Trip 20 - Day 4 (6/15/2025)
Our day began with an early morning loading up of our bus with supplies for our work and suitcases filled with what we felt we would need for 12 days in a new place. Each of us was laden with the anticipation, much like the bus ferrying us on the final leg of our journey to San Sebastián Coatán.
As we grow nearer to our mission site, the roads become rougher. The paths become windier. Our pace slows as we navigate through chokepoints from Sunday markets in the roads of rural towns and around potholes and crevices left by rain and wear.
As our pace slows, we have the opportunity to notice details about the people we’ve come to work alongside. Dots along the mountainsides change into houses and hamlets. What was a form of shelter passed along the road becomes a home with children playing outside. A soundless blur of color transforms into a person, peering quizzically into the bus rumbling past.
This process of bringing our surroundings into definition and clarity has been the focus of the first few days of our mission. Its final step was a welcome meeting in which the people we met revealed themselves to us as individuals with names and stories, hopes and struggles.

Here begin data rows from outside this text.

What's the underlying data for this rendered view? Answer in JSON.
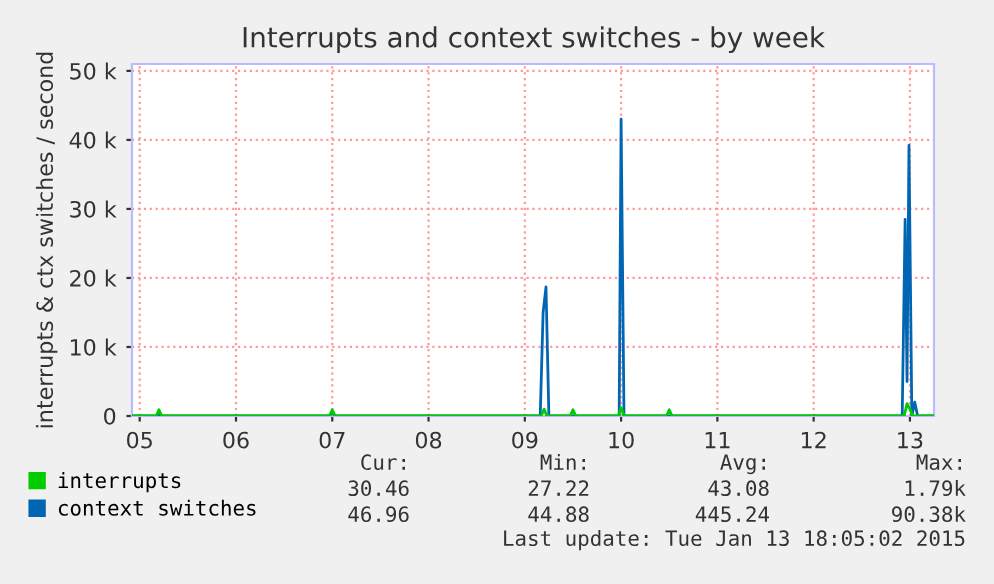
{
  "chart_data": {
    "type": "line",
    "title": "Interrupts and context switches - by week",
    "ylabel": "interrupts & ctx switches / second",
    "series": [
      {
        "name": "interrupts",
        "color": "#00cc00",
        "x": [
          4.92,
          5.17,
          5.2,
          5.23,
          6.97,
          7.0,
          7.03,
          9.17,
          9.2,
          9.23,
          9.47,
          9.5,
          9.53,
          9.97,
          10.0,
          10.03,
          10.47,
          10.5,
          10.53,
          12.94,
          12.97,
          13.0,
          13.03,
          13.25
        ],
        "values": [
          0,
          0,
          900,
          0,
          0,
          900,
          0,
          0,
          1000,
          0,
          0,
          900,
          0,
          0,
          1200,
          0,
          0,
          900,
          0,
          0,
          1790,
          1000,
          0,
          0
        ]
      },
      {
        "name": "context switches",
        "color": "#0066b3",
        "x": [
          4.92,
          5.17,
          5.2,
          5.23,
          6.97,
          7.0,
          7.03,
          9.16,
          9.19,
          9.22,
          9.25,
          9.98,
          10.0,
          10.03,
          12.92,
          12.95,
          12.97,
          12.99,
          13.02,
          13.05,
          13.08,
          13.25
        ],
        "values": [
          0,
          0,
          300,
          0,
          0,
          500,
          0,
          0,
          15000,
          18700,
          0,
          0,
          43000,
          0,
          0,
          28500,
          5000,
          39200,
          0,
          2000,
          0,
          0
        ]
      }
    ],
    "xlim": [
      4.92,
      13.25
    ],
    "xticks": [
      {
        "value": 5,
        "label": "05"
      },
      {
        "value": 6,
        "label": "06"
      },
      {
        "value": 7,
        "label": "07"
      },
      {
        "value": 8,
        "label": "08"
      },
      {
        "value": 9,
        "label": "09"
      },
      10,
      11,
      12,
      13
    ],
    "ylim": [
      0,
      51000
    ],
    "yticks": [
      0,
      {
        "value": 10000,
        "label": "10 k"
      },
      {
        "value": 20000,
        "label": "20 k"
      },
      {
        "value": 30000,
        "label": "30 k"
      },
      {
        "value": 40000,
        "label": "40 k"
      },
      {
        "value": 50000,
        "label": "50 k"
      }
    ],
    "grid": true,
    "legend": "bottom",
    "annotations": [
      "Cur:",
      "Min:",
      "Avg:",
      "Max:",
      "30.46",
      "27.22",
      "43.08",
      "1.79k",
      "46.96",
      "44.88",
      "445.24",
      "90.38k",
      "Last update: Tue Jan 13 18:05:02 2015"
    ]
  }
}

After being welcomed by the people of San Sebastián Coatán, four young people introduced us to what life was like for them in this distant place that took us so long to reach. Each individual began by sharing their names—those things that carry our antecedents yet define our uniqueness from the day we our born. Each unique person then opened up to us what made them who they are.
A highlight of the presentations was the youngest boy who shared his love of helping his mother in her bakery and his dreams of what he might bake and cook. His story concluded by sharing bags of sweetbreads he had baked himself with all those in our missionary group. That final transformation happened as this special person became our new friend.
Our turn came to open ourselves to our hosts shortly after we snacked on the wonderful gift shared with us. Jeanine Emmanuel, a parishioner from Divine Mercy parish in Schuyler, shared how a mission trip like this has been in her heart for many, many years. As a mother, a wife, a nurse, and a grandmother, she feels that she has been very blessed. She told our hosts how much she looked forward to sharing those blessings and her faith with them.
Our day ended with the unloading of the bus and the unpacking of all the supplies as groups of missionaries and hosts met to plan together the three days of work ahead. While bags were opened and furniture moved to prepare for the tasks to come, it will be the opening of our hearts and the movement of the Spirit that will mark the true success of our time here.